For instance, take the polynomial \(x^2 - x - 2\). Factorization involves finding two binomials, which when multiplied together, result in the original polynomial. In our example, these can be \(x - 2\) and \(x + 1\), because \(x - 2\) times \(x + 1\) gives \(x^2 - x - 2\). So, we can write \[x^2 - x - 2 = (x - 2)(x + 1)\]. This process can help simplify complex algebraic expressions and solve equations more effectively.
When dividing polynomials, like in the exercise, factoring helps reduce the expressions to a simpler form before performing the division.

The reciprocal of a fraction is obtained simply by swapping its numerator and denominator. Think of it as flipping the fraction upside down. If you have a fraction, such as \(\frac{a}{b}\), its reciprocal is \(\frac{b}{a}\). It's essential to note that the product of a fraction and its reciprocal is always 1, assuming that neither a nor b is zero.

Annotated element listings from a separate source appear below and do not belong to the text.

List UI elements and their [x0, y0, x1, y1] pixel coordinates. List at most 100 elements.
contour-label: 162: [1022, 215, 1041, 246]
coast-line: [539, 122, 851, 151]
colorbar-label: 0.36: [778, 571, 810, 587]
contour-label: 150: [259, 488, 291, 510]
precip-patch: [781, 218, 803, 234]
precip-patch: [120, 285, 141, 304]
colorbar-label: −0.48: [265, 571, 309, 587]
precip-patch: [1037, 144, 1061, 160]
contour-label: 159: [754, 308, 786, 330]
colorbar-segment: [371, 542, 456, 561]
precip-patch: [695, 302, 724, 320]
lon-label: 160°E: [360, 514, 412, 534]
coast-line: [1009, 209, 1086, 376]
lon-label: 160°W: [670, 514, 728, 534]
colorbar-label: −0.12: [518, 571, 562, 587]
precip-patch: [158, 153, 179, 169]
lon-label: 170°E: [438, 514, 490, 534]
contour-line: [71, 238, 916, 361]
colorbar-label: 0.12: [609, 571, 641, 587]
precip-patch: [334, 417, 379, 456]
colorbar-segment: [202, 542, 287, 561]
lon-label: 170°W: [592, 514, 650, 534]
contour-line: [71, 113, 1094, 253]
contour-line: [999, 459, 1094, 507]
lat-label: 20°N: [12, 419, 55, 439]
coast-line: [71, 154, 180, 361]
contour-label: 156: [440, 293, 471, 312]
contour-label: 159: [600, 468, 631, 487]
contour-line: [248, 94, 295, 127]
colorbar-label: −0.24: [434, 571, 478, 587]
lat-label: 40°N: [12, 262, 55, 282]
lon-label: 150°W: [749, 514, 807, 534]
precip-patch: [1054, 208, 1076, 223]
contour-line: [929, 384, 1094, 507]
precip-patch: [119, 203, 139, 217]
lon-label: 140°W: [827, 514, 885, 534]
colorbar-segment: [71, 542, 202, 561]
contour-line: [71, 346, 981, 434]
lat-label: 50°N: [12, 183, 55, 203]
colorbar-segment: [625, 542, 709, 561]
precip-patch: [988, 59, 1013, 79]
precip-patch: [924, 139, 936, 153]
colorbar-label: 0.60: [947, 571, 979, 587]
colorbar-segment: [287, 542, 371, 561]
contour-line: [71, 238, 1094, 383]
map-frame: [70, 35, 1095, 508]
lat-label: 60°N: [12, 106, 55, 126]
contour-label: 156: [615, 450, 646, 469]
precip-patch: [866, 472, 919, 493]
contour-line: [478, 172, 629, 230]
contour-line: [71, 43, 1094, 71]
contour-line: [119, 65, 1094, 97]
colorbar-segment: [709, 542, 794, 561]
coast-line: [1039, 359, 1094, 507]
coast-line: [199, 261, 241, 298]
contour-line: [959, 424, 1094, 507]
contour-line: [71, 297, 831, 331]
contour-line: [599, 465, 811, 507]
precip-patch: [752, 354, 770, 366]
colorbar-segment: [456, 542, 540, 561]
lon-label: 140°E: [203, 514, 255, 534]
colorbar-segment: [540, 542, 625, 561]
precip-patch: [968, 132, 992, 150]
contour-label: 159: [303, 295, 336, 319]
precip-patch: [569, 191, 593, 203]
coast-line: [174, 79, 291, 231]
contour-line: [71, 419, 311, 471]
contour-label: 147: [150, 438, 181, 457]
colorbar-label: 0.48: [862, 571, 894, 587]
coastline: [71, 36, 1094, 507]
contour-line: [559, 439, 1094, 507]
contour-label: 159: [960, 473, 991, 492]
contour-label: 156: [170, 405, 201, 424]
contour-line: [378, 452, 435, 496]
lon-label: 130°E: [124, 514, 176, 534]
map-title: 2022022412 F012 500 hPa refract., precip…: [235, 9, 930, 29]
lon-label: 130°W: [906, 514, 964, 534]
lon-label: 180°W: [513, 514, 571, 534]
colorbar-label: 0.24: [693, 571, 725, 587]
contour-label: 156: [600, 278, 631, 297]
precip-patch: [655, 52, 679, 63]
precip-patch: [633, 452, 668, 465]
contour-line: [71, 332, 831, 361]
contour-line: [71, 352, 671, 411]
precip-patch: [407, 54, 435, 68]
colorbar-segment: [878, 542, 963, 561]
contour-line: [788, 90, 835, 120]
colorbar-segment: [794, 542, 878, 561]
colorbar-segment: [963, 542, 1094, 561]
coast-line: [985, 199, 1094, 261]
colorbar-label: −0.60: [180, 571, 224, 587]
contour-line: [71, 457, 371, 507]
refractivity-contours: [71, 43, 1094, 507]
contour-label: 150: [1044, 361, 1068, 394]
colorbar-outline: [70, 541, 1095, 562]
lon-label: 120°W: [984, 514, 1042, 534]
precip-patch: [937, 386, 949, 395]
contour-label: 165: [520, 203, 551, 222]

In the case of complex expressions or polynomials, the process remains the same. Take for example the fraction \(\frac{x^2 - 3x - 4}{40 - 3x - x^2}\) from our original problem. The reciprocal is found by flipping the numerator with the denominator, resulting in \(\frac{-(x-4)(x+5)}{(x-4)(x+1)}\). The reciprocal is crucial in the process of dividing one polynomial by another, as division by a fraction is equivalent to multiplication by its reciprocal.

To simplify an expression means to reduce it to its most basic form. This is carried out by performing operations like addition, subtraction, multiplication, and division, along with canceling out common factors in fractions. Simplification makes expressions easier to understand and work with.

In the context of dividing polynomials, after multiplying the fractions by their reciprocals, you might find common terms in both the numerator and the denominator. These common terms can be cancelled out, just like you would cancel common factors in numerical fractions. For example, if you have \(\frac{(x-2)(x+1)}{(x-5)(x-2)} \times \frac{-(x-4)(x+5)}{(x-4)(x+1)}\), you can see that \(x-2)\), \(x+1)\), and \(x-4)\) appear in both the numerators and denominators. Canceling these out, the simplified form of the expression becomes \(\frac{-1 \cdot (x+5)}{x-5}\), which makes the solution easier to interpret.